Recently, Leaman’s firm landed a master distributor agreement with a North Carolina-based maintenance materials company that more firmly establishes his much-evolved business as far as the Pacific Rim.

York-based Total Asphalt Maintenance Inc. doesn’t even put down asphalt anymore, Leaman said. It will subcontract the work if patchwork is needed as part of its services.

The firm instead has become an assessment, consulting and rejuvenation chemical application specialist that provides a way for customers to save money by not needing to repave their parking lots and surfaces, he said.

With rising costs for asphalt — petroleum goes into its manufacture — among the reasons, Leaman said he expects sales to be about 50 percent higher this year compared with 2011.

Also, the deal with the North Carolina firm, Chemtek Inc., is helping to take his firm in a wholesale direction, with Total Asphalt identifying and working with firms in certain market territories and selling the manufacturer’s product to them, he said.

The business sector is a highly specialized niche requiring a firm to have a wide range of technical and business experience in its arsenal, so the distribution channel is pretty exclusive, Leaman said.

“It’s not a one-trick kind of business,” he said. “This isn’t for a guy that just wants to spray some black stuff down on pavement.”

Territories under the agreement include the Northeast and Mid-Atlantic areas, the Florida market and the Pacific Rim, Leaman said.

Total Asphalt had established a Pacific Rim connection beginning about a year and a half ago through a relationship with an entity working on a project in the Philippines, Leaman said. The firm had found Leaman’s company via the Internet and the relationship grew from there.

Total Asphalt is the Paverx product’s stepping stone to parts of the United States and Asia because of the company’s location and connections, as well as its fulfillment of other distributor criteria, Chemtek President David Rigsbee said.

Chemtek began in 1976 as a specialty maintenance chemicals firm focused on solving unique maintenance problems through research and development — normally patenting the results — then distributing through exclusive channels, Rigsbee said.

Paverx, for which Chemtek and Total Asphalt have the master distributor agreement, started in the research and development phase about 10 years ago and has been on the market for airport application for about eight years, he said.

It moved to the wider commercial market about three years ago, and Total Asphalt is the company’s first master distributor for Paverx, Rigsbee said.

Total Asphalt is authorized to select and supply distributors working with the product, but anyone else who wants to use it has to come through Chemtek, he said.

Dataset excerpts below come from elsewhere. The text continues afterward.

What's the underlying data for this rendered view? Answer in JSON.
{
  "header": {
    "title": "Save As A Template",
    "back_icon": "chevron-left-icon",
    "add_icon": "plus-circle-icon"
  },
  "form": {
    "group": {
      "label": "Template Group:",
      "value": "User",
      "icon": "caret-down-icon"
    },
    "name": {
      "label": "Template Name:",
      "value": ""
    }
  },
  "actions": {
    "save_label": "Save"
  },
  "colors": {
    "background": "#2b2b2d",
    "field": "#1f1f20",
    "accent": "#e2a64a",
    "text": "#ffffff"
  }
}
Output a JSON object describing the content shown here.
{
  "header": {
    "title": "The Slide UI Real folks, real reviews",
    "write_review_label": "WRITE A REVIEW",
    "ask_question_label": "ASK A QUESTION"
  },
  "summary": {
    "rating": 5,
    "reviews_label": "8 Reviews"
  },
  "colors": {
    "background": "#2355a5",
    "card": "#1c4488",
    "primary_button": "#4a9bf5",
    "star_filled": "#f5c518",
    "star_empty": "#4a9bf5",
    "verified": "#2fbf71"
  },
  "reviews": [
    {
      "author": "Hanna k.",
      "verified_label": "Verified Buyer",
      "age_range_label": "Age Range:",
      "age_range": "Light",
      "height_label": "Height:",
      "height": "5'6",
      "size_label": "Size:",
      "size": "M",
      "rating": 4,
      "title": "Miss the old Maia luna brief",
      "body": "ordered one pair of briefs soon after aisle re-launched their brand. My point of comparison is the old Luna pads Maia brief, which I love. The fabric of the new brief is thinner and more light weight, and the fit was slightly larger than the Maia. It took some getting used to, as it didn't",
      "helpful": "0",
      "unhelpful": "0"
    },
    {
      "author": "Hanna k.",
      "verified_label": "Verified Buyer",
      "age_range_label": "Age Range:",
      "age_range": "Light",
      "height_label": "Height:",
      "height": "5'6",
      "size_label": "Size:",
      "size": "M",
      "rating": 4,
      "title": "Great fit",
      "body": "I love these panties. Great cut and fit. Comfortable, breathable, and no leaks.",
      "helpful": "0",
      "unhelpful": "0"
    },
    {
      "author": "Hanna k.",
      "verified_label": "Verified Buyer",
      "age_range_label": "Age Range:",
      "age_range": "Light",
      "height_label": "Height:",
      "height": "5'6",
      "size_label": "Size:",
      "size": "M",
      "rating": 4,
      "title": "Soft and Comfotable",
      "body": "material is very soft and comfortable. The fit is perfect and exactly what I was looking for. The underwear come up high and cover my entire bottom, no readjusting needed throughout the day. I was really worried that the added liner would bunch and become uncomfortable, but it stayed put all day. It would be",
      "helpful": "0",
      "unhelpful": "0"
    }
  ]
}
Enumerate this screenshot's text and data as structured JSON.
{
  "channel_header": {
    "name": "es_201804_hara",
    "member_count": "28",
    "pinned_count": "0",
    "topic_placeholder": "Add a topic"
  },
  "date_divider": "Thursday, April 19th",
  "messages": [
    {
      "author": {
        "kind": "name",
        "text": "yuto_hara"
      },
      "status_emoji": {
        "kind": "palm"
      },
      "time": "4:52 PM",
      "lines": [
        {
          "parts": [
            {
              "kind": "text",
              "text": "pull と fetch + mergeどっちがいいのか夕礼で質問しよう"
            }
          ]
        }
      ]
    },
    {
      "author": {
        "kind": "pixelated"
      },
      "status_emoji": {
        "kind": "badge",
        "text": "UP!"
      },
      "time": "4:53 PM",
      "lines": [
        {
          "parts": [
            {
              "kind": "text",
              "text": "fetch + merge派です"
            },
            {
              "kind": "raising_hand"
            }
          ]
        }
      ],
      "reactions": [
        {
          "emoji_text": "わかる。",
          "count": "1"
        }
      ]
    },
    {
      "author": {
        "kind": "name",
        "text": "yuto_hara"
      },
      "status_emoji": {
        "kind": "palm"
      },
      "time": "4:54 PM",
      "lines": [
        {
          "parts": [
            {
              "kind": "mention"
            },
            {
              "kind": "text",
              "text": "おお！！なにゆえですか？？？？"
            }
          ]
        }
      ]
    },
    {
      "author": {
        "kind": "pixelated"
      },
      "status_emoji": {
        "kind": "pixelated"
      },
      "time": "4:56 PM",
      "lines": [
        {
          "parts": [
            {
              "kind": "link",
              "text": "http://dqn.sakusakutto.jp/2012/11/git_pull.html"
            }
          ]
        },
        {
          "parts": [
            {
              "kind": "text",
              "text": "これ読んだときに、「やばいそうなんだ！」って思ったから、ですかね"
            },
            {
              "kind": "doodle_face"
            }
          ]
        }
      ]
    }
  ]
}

Keeping such controlled channels limited to firms who have proven they can use the product properly and run a good business is important to maintain integrity in the market, Rigsbee said.

The maintenance department of Lancaster County-based Masonic Village at Elizabethtown began working with the firm about 10 years ago after discovering Total Asphalt at a trade show in Maryland, said Tina Raybold, director of public relations.

Total Asphalt’s technologies are newer than other firms in the market, and it is a great company to deal with, Raybold said. Masonic Village is happy with the results.

Leaman said he became active in attending industry and educational events early on and discovered there were better ways to preserve paved surfaces than just putting down a new layer of asphalt, or “roof,” every so often.

Chemical applications for rejuvenation admittedly were a tough sell in the beginning, with potential customers turning away from the person hawking a magic potion that would make grayed pavement new again, Leaman said.

But over several years, Leaman said, Total Asphalt’s offerings can save a company $2 for every $3 it might have spent to repave.

The firm has recalibrated its techniques to include knowing everything it can about the structure and engineering of pavement, making for a more holistic pitch that leaves customers more apt to buy into the service, he said.